Warsaw - July 11, 2010

Memorial to Warsaw Ghetto 1940-1943


Inscription Marking Warsaw Ghetto Walls 1940-1943


Okopowa Street Jewish Cemetery


Okopowa Street Jewish Cemetery


Ulica Mila - location of Mila 18


Memorial to Warsaw Ghetto


Monument to the Heroes of the Warsaw Ghetto

Our group's day begins with a briefing by our extraordinary tour guide, leader and expert in Jewish Poland, Jacek Nowakowski, the Polish born curator of acquisitions and research at the U.S. Holocaust Memorial Museum during breakfast at the Sheraton Hotel. Then we're off to our first day of touring. We drive to Memory Lane where we visit the monument to the Heroes of the Warsaw Ghetto, Mila 18, and Umschlagplatz.
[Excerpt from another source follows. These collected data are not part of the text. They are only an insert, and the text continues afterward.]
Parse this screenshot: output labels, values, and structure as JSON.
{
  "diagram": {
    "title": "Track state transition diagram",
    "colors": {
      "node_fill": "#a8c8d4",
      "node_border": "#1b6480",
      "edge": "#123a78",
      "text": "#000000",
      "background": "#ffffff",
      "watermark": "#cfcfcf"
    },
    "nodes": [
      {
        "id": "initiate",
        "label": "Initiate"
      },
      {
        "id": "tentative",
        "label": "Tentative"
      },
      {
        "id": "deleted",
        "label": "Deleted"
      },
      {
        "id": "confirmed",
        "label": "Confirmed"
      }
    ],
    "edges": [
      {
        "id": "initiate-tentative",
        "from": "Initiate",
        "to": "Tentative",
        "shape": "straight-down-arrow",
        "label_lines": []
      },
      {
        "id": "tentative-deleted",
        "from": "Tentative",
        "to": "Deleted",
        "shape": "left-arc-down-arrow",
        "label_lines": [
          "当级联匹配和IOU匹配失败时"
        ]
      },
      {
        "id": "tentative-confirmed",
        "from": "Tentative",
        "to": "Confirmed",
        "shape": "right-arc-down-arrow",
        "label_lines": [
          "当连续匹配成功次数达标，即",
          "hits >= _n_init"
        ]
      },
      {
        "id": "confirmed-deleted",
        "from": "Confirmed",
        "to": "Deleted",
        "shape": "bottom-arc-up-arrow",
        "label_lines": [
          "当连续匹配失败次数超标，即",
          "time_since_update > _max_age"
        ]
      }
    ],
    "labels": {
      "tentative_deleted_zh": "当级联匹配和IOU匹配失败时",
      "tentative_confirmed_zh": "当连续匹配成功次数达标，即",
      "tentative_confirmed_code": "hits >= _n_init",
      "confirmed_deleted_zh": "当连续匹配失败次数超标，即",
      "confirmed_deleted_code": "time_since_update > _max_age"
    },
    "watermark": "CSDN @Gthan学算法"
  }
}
The Warsaw Ghetto Uprising was the Jewish resistance that arose within the Warsaw Ghetto in German occupied Poland during WWII. Mila 18 is the address of the headquarters bunker of Jewish resistance fighters who lived underneath the building at ulica Mila 18 (in English it is 18 Pleasant Street) The Umschlagplatz is the spot at the northern boundary of the Warsaw Ghetto where the Jews in the Warsaw Ghetto assembled to board the trains which transported them to the death camp at Treblinka, beginning in July, 1942. The last stop of the morning was at the Okopowa Street Jewish Cemetery. It is one of the largest Jewish cemeteries in Europe. The cemetery contains over 200,000 marked graves, as well as mass graves of victims of the Warsaw Ghetto.